MoA uses the landscape of Indianapolis as an exhibit space to elucidate the history of the Anthropocene as well as the environmental processes that have been reshaped by anthropogenic action. Indianapolis was founded in the early 19th century and grew into a major Midwest industrial, commercial, and transportation hub. Consequently, its landscape suffered from the largely unintended and unanticipated consequences of the city's development, e.g., shifting land use patterns, point and nonpoint pollution, siltation, habitat loss, and decline of native species. By the last third of the 20th century, due to an expansion of scientific knowledge, the shift to postindustrial economies, and a growing environmental movement based on popularized ecology, Indianapolis’s inhabitants began to imagine the urban environment differently. Attitudes and expectations shifted, resulting in new ecosystems, cultural perceptions, ecological priorities, and policies. As such, Indianapolis is a microcosm of the Anthropocene -- revealing the complex interplay of biophysical and human systems.
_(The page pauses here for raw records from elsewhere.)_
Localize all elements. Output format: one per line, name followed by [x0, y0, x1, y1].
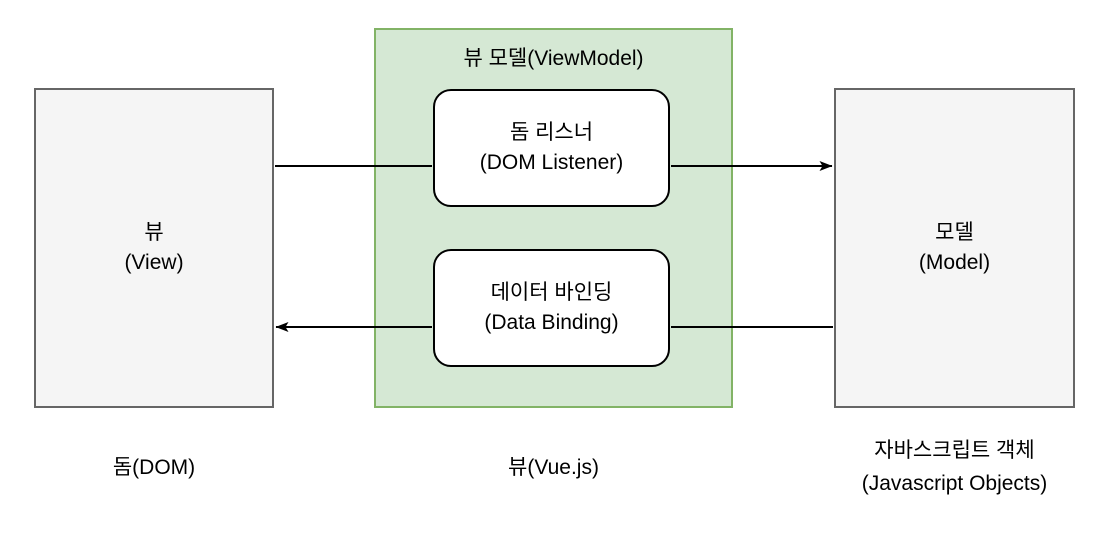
- data-binding-node: 데이터 바인딩 (Data Binding): [433, 249, 670, 367]
- model-node: 모델 (Model): [834, 88, 1075, 408]
- model-node-label-korean: 모델: [935, 221, 974, 244]
- view-node-label-english: (View): [124, 251, 184, 274]
- view-node-label-korean: 뷰: [144, 221, 164, 244]
- viewmodel-caption: 뷰(Vue.js): [508, 456, 599, 479]
- data-binding-label-korean: 데이터 바인딩: [490, 281, 613, 304]
- model-node-label-english: (Model): [918, 251, 991, 274]
- model-caption: 자바스크립트 객체 (Javascript Objects): [814, 434, 1095, 500]
- view-caption: 돔(DOM): [112, 456, 196, 479]
- dom-listener-node: 돔 리스너 (DOM Listener): [433, 89, 670, 207]
- dom-listener-label-korean: 돔 리스너: [509, 121, 594, 144]
- viewmodel-title: 뷰 모델(ViewModel): [463, 47, 644, 70]
- view-node: 뷰 (View): [34, 88, 274, 408]
- model-caption-korean: 자바스크립트 객체: [874, 439, 1035, 462]
- data-binding-label-english: (Data Binding): [484, 311, 619, 334]
- dom-listener-label-english: (DOM Listener): [479, 151, 624, 174]
- model-caption-english: (Javascript Objects): [861, 472, 1048, 495]
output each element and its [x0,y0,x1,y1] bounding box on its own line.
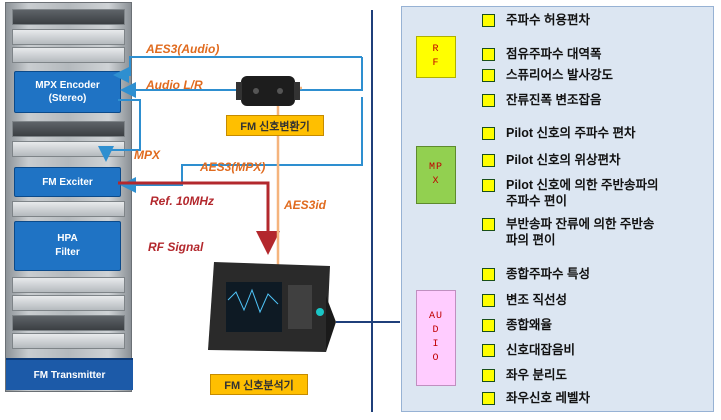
rack-unit [12,121,125,137]
audio-item-2: 변조 직선성 [506,293,567,307]
audio-item-3: 종합왜율 [506,318,553,332]
signal-analyzer-label: FM 신호분석기 [210,374,308,395]
item-bullet [482,268,495,281]
mpx-item-1: Pilot 신호의 주파수 편차 [506,126,636,140]
rack-unit [12,295,125,311]
item-bullet [482,14,495,27]
rack-unit [12,201,125,217]
signal-converter-device [236,76,300,106]
audio-item-4: 신호대잡음비 [506,343,576,357]
rf-item-2: 점유주파수 대역폭 [506,47,602,61]
category-mpx: MP X [416,146,456,204]
signal-analyzer-device [208,262,336,352]
ref-10mhz-label: Ref. 10MHz [150,194,215,208]
mpx-label: MPX [134,148,161,162]
mpx-encoder-module: MPX Encoder (Stereo) [14,71,121,113]
item-bullet [482,344,495,357]
item-bullet [482,127,495,140]
item-bullet [482,94,495,107]
rf-item-3: 스퓨리어스 발사강도 [506,68,613,82]
rf-item-1: 주파수 허용편차 [506,13,590,27]
rack-unit [12,47,125,63]
mpx-item-3: Pilot 신호에 의한 주반송파의 주파수 편이 [506,178,659,208]
item-bullet [482,154,495,167]
aes3-mpx-line [120,97,363,193]
fm-transmitter-label: FM Transmitter [6,358,133,390]
mpx-line [98,99,141,162]
rack-unit [12,9,125,25]
mpx-item-2: Pilot 신호의 위상편차 [506,153,621,167]
ref-rf-line [118,181,280,255]
rf-signal-label: RF Signal [148,240,204,254]
rack-unit [12,29,125,45]
item-bullet [482,369,495,382]
rf-item-4: 잔류진폭 변조잡음 [506,93,602,107]
category-rf: R F [416,36,456,78]
item-bullet [482,48,495,61]
item-bullet [482,392,495,405]
item-bullet [482,179,495,192]
rack-unit [12,333,125,349]
signal-converter-label: FM 신호변환기 [226,115,324,136]
aes3id-label: AES3id [284,198,327,212]
audio-item-6: 좌우신호 레벨차 [506,391,590,405]
hpa-filter-module: HPA Filter [14,221,121,271]
fm-transmitter-rack: MPX Encoder (Stereo) FM Exciter HPA Filt… [5,2,133,392]
fm-exciter-module: FM Exciter [14,167,121,197]
aes3-mpx-label: AES3(MPX) [200,160,266,174]
mpx-item-4: 부반송파 잔류에 의한 주반송 파의 편이 [506,217,655,247]
aes3-audio-line [113,56,362,83]
item-bullet [482,319,495,332]
converter-link-line [294,57,363,91]
aes3-audio-label: AES3(Audio) [146,42,220,56]
audio-lr-label: Audio L/R [146,78,203,92]
category-audio: AU D I O [416,290,456,386]
rack-unit [12,315,125,331]
audio-item-5: 좌우 분리도 [506,368,567,382]
item-bullet [482,69,495,82]
item-bullet [482,294,495,307]
rack-unit [12,277,125,293]
audio-item-1: 종합주파수 특성 [506,267,590,281]
item-bullet [482,218,495,231]
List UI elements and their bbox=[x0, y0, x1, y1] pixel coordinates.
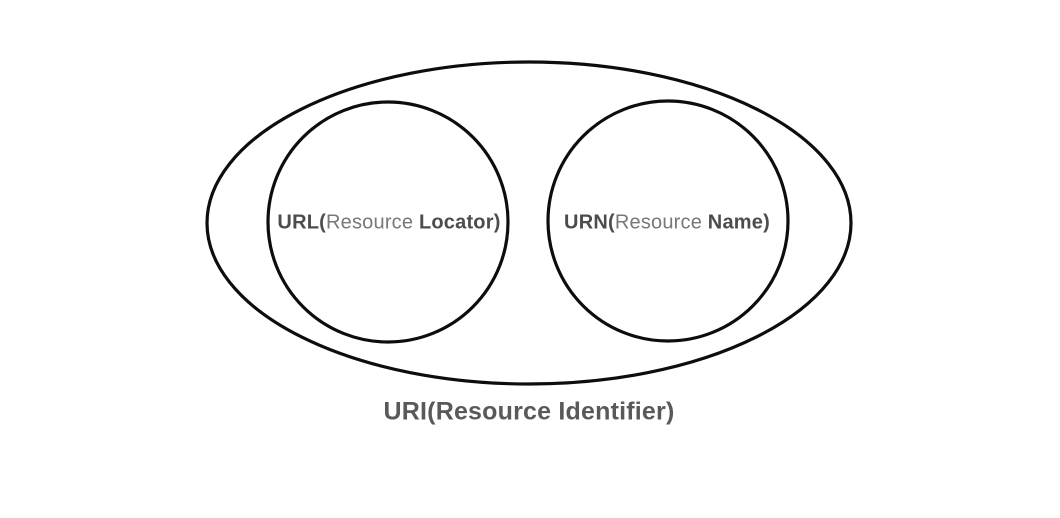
urn-label-bold-end: Name) bbox=[707, 211, 770, 234]
diagram-title: URI(Resource Identifier) bbox=[383, 397, 675, 426]
urn-label-regular-part: Resource bbox=[614, 211, 708, 234]
url-label-acronym: URL( bbox=[277, 211, 327, 234]
urn-label-acronym: URN( bbox=[564, 211, 615, 234]
urn-label: URN(Resource Name) bbox=[564, 212, 770, 235]
url-label-regular-part: Resource bbox=[326, 211, 419, 234]
url-label: URL(Resource Locator) bbox=[277, 212, 500, 235]
uri-outer-ellipse bbox=[205, 60, 853, 386]
url-label-bold-end: Locator) bbox=[418, 211, 501, 234]
urn-circle bbox=[546, 99, 790, 343]
url-circle bbox=[266, 100, 510, 344]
MoA will be composed of a network of interactive sites, which will be held together through a schema that focuses on both historical and scientific knowledge. The sites will pay particular attention toproviding large scale interpretations that allow visitors to situate themselves within social, environmental, political, and cultural processes as well as to giving voice to diverse contemporary and historical experiences through the integration of oral histories. Each site will consist of an analogue interpretive mechanism (e.g. signs, images, etc.) as well as a digital mechanism that allows visitors to use their mobile phones to play recordings that help them experience the site. The museum will be connected to a digital infrastructure consisting of interactive maps and other activities.